For our blog this week we are providing some tips on mastering open water swimming which for many is a primary blocker for people not taking up triathlon, fearing swimming and open water in particular. Swimming. What? Never. “I can’t swim one length so I will never manage to do a triathlon”. Fearing the water is pretty common in Triathlon virgins which for many means they never get to try out multi-sport triathlon action. Hopefully this article can help reduce those fears and get you into the water.
Open Water swimming Versus Pool Swimming
Swimming in a pool is generally in a regulated temperature environment with clear water and lines painted on the bottom, you might get out of your depth but you are unlikely to be more than a few metres from the edge and if all else fails there is always that spotty teenage lifeguard to come to the rescue. Open water swimming is none of the above and can be cold and dark and involve touching things under water that you don’t really know what they are. Eeek. Sea, Lake or river open water is a very different but it isn’t all bad.
Specialist Swimming Wetsuits
First tip would be to buy a swimming wetsuit or better still hire one for your first couple of sessions and check it out. A swimming wetsuit (see Orca, Blue Seventy, Zoot, Huub, 2XU, TYR, Speedo) is very different to a conventional wetsuit for surfing or similar. It is thinner all over so will protect you from the cold, but not that much.
It offers superior flexibility around the shoulder and arms allowing for you to move freely. Additionally it has been built to make you float with buoyancy across the middle and upper legs forcing you into a more flat body position.

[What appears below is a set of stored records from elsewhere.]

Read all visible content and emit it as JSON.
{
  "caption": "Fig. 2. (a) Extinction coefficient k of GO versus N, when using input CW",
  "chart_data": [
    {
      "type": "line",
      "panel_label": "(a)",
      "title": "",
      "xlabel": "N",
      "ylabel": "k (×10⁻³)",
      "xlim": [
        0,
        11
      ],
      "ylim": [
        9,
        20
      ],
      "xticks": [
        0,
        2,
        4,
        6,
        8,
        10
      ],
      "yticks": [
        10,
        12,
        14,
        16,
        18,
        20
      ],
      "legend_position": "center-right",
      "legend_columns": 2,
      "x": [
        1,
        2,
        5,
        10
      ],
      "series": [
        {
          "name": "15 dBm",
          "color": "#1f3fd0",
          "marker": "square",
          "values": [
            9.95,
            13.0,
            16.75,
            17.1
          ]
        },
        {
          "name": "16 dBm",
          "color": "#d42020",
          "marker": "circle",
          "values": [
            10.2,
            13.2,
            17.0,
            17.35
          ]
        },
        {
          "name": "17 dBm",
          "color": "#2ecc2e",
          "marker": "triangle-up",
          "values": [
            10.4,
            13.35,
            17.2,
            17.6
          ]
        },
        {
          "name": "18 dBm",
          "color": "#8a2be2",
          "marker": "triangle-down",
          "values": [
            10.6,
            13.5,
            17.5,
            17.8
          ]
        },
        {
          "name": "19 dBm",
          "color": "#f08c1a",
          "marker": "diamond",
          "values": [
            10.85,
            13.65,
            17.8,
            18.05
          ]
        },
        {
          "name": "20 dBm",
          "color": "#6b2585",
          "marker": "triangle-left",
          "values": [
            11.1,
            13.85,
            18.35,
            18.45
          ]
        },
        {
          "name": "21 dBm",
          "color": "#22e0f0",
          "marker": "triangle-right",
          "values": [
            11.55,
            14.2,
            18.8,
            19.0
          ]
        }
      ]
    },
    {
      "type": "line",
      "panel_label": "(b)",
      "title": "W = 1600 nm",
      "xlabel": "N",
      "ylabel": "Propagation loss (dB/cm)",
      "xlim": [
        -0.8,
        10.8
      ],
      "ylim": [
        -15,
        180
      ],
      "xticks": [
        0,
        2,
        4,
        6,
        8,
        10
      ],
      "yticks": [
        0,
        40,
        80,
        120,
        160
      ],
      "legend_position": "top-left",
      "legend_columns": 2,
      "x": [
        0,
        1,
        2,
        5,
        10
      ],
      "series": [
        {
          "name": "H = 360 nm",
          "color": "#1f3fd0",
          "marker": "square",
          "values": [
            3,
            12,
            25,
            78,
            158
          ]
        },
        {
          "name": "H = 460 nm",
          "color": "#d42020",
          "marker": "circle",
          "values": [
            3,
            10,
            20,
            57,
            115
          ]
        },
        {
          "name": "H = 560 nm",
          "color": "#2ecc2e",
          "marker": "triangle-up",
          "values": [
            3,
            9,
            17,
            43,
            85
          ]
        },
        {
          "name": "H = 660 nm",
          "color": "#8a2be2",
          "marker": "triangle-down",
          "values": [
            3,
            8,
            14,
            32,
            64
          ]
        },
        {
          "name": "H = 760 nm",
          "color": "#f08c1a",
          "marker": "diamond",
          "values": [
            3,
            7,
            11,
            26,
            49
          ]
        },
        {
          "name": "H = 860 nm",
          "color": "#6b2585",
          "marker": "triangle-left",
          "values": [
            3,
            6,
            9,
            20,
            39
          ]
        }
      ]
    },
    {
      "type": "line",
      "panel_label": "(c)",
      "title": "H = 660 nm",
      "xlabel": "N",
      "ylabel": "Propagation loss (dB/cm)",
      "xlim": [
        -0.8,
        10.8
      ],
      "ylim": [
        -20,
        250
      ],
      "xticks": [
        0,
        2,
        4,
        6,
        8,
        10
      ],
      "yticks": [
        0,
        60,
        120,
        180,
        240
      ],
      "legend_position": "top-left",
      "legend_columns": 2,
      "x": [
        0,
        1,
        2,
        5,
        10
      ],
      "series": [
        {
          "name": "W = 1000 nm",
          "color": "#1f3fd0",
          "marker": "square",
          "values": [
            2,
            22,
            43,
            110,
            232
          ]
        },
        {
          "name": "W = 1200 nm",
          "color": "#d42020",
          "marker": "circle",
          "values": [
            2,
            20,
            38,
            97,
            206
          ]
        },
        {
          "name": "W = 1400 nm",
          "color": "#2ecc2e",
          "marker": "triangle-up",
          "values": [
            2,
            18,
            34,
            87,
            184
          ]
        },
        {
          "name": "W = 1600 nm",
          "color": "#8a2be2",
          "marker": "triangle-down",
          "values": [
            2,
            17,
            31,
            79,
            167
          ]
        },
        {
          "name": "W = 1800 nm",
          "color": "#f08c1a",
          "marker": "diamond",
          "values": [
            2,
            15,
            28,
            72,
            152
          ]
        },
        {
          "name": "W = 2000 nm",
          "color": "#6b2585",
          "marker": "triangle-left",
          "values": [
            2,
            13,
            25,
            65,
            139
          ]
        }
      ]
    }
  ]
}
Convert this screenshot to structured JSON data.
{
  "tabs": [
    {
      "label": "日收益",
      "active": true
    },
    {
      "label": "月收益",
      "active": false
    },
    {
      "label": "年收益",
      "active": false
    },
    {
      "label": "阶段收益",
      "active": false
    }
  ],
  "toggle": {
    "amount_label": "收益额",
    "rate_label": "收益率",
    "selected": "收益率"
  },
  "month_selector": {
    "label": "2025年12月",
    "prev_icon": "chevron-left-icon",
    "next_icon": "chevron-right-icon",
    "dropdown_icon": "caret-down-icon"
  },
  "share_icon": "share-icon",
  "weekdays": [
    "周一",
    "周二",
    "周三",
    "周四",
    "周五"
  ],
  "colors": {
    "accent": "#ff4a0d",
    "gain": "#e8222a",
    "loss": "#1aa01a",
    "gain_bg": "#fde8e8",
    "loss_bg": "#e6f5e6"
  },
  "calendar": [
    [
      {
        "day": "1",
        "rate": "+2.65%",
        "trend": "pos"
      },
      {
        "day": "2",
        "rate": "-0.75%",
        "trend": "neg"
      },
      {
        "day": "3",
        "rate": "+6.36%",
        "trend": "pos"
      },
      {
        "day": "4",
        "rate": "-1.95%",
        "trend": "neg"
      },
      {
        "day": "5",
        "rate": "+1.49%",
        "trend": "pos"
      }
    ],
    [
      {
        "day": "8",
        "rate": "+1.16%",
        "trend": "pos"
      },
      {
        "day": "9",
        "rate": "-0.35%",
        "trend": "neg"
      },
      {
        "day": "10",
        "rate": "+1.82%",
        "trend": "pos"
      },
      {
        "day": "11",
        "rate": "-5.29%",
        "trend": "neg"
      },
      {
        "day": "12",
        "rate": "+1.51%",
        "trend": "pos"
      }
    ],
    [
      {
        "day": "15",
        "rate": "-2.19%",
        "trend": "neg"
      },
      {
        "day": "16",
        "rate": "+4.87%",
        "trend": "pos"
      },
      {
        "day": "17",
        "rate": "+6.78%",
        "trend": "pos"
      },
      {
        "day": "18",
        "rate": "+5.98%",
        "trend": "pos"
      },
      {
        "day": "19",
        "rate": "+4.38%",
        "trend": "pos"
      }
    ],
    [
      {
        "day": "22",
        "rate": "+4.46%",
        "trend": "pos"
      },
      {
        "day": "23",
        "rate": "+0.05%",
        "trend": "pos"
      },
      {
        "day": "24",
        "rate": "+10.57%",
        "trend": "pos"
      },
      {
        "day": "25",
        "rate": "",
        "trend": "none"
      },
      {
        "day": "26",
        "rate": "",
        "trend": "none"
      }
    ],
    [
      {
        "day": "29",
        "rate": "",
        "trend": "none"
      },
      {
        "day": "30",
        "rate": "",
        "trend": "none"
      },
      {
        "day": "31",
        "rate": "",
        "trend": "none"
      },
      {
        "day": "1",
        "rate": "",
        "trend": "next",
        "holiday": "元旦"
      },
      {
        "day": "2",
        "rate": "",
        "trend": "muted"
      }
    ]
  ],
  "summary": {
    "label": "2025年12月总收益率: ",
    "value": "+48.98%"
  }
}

Final difference is that is built to be removed in transition so the wrist and ankle sections offer greater flex. Swimming in one of these you will be quicker than you have ever been, it makes normal swimming feel like swimming in soup. You might just find you like it!
Protect your body in the water
Second tip would be to wear ear plugs to protect you from the nasties in the water, we are talking about bacteria here rather than monsters! Goggles are a must but the difference here to consider is you might want polarized lenses to cater for shifts in light conditions as you swim in direct sunlight or shade. Swim hats. Not just for grannies but in open water they make you visible as most wetsuits are pretty much black and you can be hard to spot.

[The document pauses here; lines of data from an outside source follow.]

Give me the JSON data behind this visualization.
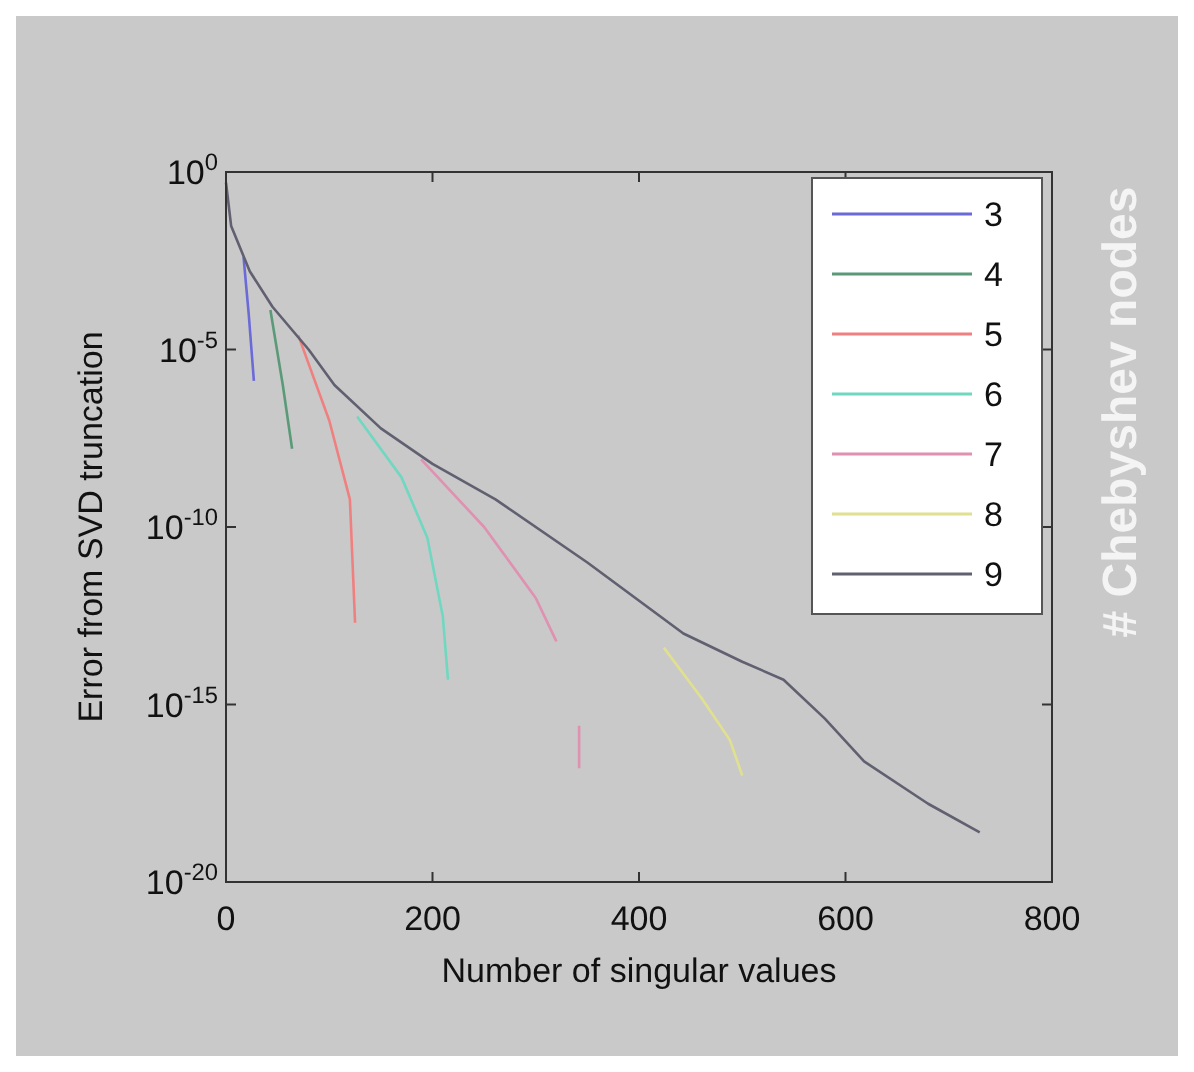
{
  "chart_data": {
    "type": "line",
    "xlabel": "Number of singular values",
    "ylabel": "Error from SVD truncation",
    "legend_title": "# Chebyshev nodes",
    "log": "y",
    "legend": "top right",
    "grid": false,
    "xlim": [
      0,
      800
    ],
    "xticks": [
      0,
      200,
      400,
      600,
      800
    ],
    "ylim": [
      1e-20,
      1
    ],
    "yticks": [
      {
        "value": 1e-20,
        "label": "10$^{-20}$"
      },
      {
        "value": 1e-15,
        "label": "10$^{-15}$"
      },
      {
        "value": 1e-10,
        "label": "10$^{-10}$"
      },
      {
        "value": 1e-05,
        "label": "10$^{-5}$"
      },
      {
        "value": 1,
        "label": "10$^{0}$"
      }
    ],
    "series": [
      {
        "name": "3",
        "color": "#6a6ad8",
        "x": [
          17,
          22,
          27
        ],
        "values": [
          0.004,
          0.0001,
          1.3e-06
        ]
      },
      {
        "name": "4",
        "color": "#5a9a78",
        "x": [
          43,
          55,
          64
        ],
        "values": [
          0.00013,
          1e-06,
          1.6e-08
        ]
      },
      {
        "name": "5",
        "color": "#f08080",
        "x": [
          70,
          100,
          120,
          125
        ],
        "values": [
          2.5e-05,
          1e-07,
          6e-10,
          2e-13
        ]
      },
      {
        "name": "6",
        "color": "#70d8c0",
        "x": [
          127,
          170,
          195,
          210,
          215
        ],
        "values": [
          1.3e-07,
          2.5e-09,
          5e-11,
          3e-13,
          5e-15
        ]
      },
      {
        "name": "7",
        "color": "#e090b0",
        "x": [
          189,
          250,
          300,
          320,
          331,
          342,
          342
        ],
        "values": [
          8e-09,
          1e-10,
          1e-12,
          6e-14,
          null,
          2.5e-16,
          1.6e-17
        ]
      },
      {
        "name": "8",
        "color": "#e0e090",
        "x": [
          424,
          460,
          488,
          500
        ],
        "values": [
          4e-14,
          1.6e-15,
          1e-16,
          1e-17
        ]
      },
      {
        "name": "9",
        "color": "#606070",
        "x": [
          0,
          5,
          23,
          45,
          80,
          105,
          150,
          200,
          261,
          350,
          443,
          500,
          540,
          580,
          618,
          680,
          730
        ],
        "values": [
          0.5,
          0.03,
          0.0016,
          0.00016,
          1e-05,
          1e-06,
          6e-08,
          6e-09,
          6e-10,
          1e-11,
          1e-13,
          1.6e-14,
          5e-15,
          4e-16,
          2.5e-17,
          1.6e-18,
          2.5e-19
        ]
      }
    ]
  }
}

Don’t try open water swimming alone
Make sure you head to an organised open water swimming venue that has marked course, kayaks in the water and other swimmers in the water. If you follow the course but you need a break swim to the side of the course and rest, your wetsuit will give you buoyancy so lie back and enjoy being outdoors.
Swim straight & efficiently
Sighting is a common issue for swimmers in open water as you do the infamous zig-zag trying to reach the next marker. Swim techniques including crocodile eyes give you the ability to keep moving without restriction and maintain focus on where your headed. Swimming with bi-lateral breathing gives the best chance of swimming straight although we all tend to pull to one side or another but at least by breathing on both sides you have some option to level out.
Help your stomach after open water swimmming
Final tip would be to drink a can of coke after swimming. Go Zero or Max if you want no sugar but make sure you drink some. All the corrosive nasties in these drinks actually help do some cleansing of your insides after a swim and can help kill off some of the bacteria you may have ingested. It won’t sort everything but at least it might rid you of some of the horrors that could drag you screaming to the loo.
Embrace the outdoors
Last word is to enjoy it. On a summers morning with the sun shining and the water temp above 20 degrees its a pretty amazing experience, give it a go. Mastering open water swimming takes time like all things but with this blog hopefully you can find it less daunting.